卿云歌瞬间一懵。
等等,她不是隐匿了身形了吗?
别人是怎么看到她的?
还没细想,头顶上方就传来了一个冷中带了一丝微诧的声音:“是你?”
卿云歌没有回答,也没去看。
但她也知道,她的身形确实被人发现了。
卿云歌记得,暗黑君主曾经告诉过她这隐匿身法并非是万能的。
至少,其他神灵器的主人,能一眼看出来。
看来……
“你在这里做什么?”声音的主人见她迟迟不答话,声音更冷了,“他们要抓的那个奴隶就是你?”
“不是我。”卿云歌想都没想,直接否认了,“麻烦你把我松开,我还有别的事情。”
不管这个人是不是神灵器的主人,她都没必要和他继续纠缠下去。
然而,面前的人并没有想松开她的意思,反而攥得更紧了:“原来你白日里是在装?”
白日?
卿云歌顶着微弱的月光,看了一眼。
结果发现,这个很有可能是神灵器之主的人,正是她今天在诺托奴隶拍卖场碰见的那个蓝发男子。
真是巧啊。
“我装不装……”卿云歌眸色微深,“似乎与阁下没有什么关系。”
不动声色之中,她手上用了暗劲儿。
趁着沧止微怔之间,右脚一个后撤,便脱离了他的禁锢。
不能再在这里耗下去,到时候引动府邸内的龙骑士是小,万一那位兽人联盟的大酋长也被惊动了,事情就麻烦了。

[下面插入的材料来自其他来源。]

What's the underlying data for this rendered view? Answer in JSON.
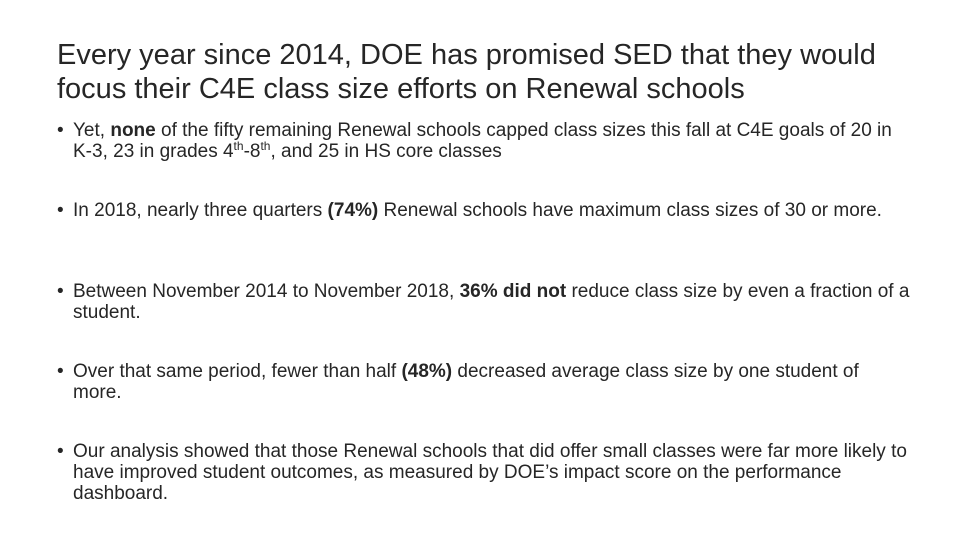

“身手不错。”沧止稍怔过后,面容再度冰封,眉目冰寒,“你一个人类,装作奴隶潜入伯爵夫人的府中,是何居心?”
看着眼前衣装破烂的少年,他不由地微微皱了皱眉。
好奇怪,为什么他会对一个人来少年感觉到莫名的熟悉。
甚至……还能在其身上,看到璃儿的影子?
且不说璃儿已经神魂俱灭,就算还活着,又怎么可能会是一个男的。
沧止抬手,抚了抚眉心,心情有些烦躁。
本来只是因兽族联盟大酋长的求助,他才不得不进入贝特伯爵夫人的府邸里,查看是否有什么异样。
倒是没想到,又碰见了白日里遇见的那个小奴隶。
而且,出乎他的意料,这个人类少年的性情与当时在诺托奴隶拍卖场中,所表现的截然不同。
这倒是有趣极了。
闻言,卿云歌没有丝毫的惧意,反而挑了挑眉:“如果我没看错,阁下应该并非府中的人才对。”
“阁下问我潜入府中是何居心,那么阁下……恐怕也不安好心吧?”
反正已经被发现了,她也没有装下去的必要了。
这语气,这神态……
越来越像了。
沧止的眉头皱得更深。
他紧紧地盯着眼前衣着破烂,但面容秀美清俊的少年,心下微微恍然。
不会是因为璃儿不在了,他又长久对女子没有兴趣,才会对一个少年起了想法?
不,不可以。
就算璃儿已经去了,他也要为她守一辈子的沧海。
“你说的不错。”沧止按捺住心中的那抹异样,声线寒冽下来,“我的确不安好心。”
卿云歌一愣。
这人出门没吃药吧,怎么还自己承认了?
“不过……”下一秒,沧止忽然话锋一转,眸中浮出了几分凉淡的笑,“既然我们都不安好心,那就是一条绳子上的蚂蚱。”
“你要逃走的话,得带我一起走。”
卿云歌目瞪口呆。
还……还有这种说法?
兄弟我根本不认识你好吗,谁跟你都是蚂蚱!
她充其量也是一只凤凰。
“不可能。”卿云歌的脸色冰寒,她后退一步,“道不同,不相为谋。”
她只是来拿乾元幻蕊,这对伯爵夫人不会有任何影响。
但谁能确定这个把她认错的殿下是来做什么的,她可不行引火烧身。
何况,这个叫沧止的殿下既然能够悄无声息地摸进伯爵夫人的府邸之内,肯定会有出去的办法。
眼下这么说,肯定是为了报白日里在诺托奴隶拍卖场中的仇。
“如果你不答应,我也不会让你走。”沧止微微眯起眼,薄唇凉意更甚,他偏头,“你看,那些龙骑士很快就要来了,万一你被抓……”
“闭嘴!”他的话还没有说完,就被清秀的少年狠狠地瞪了一眼。
卿云歌真是要被气死了。
好不容易潜入贝特伯爵夫人的府内,拿到了乾元幻蕊,居然还能碰见这么一个无赖。
简直是流年不利。
卿云歌抬头看了一眼身后,有些想骂人。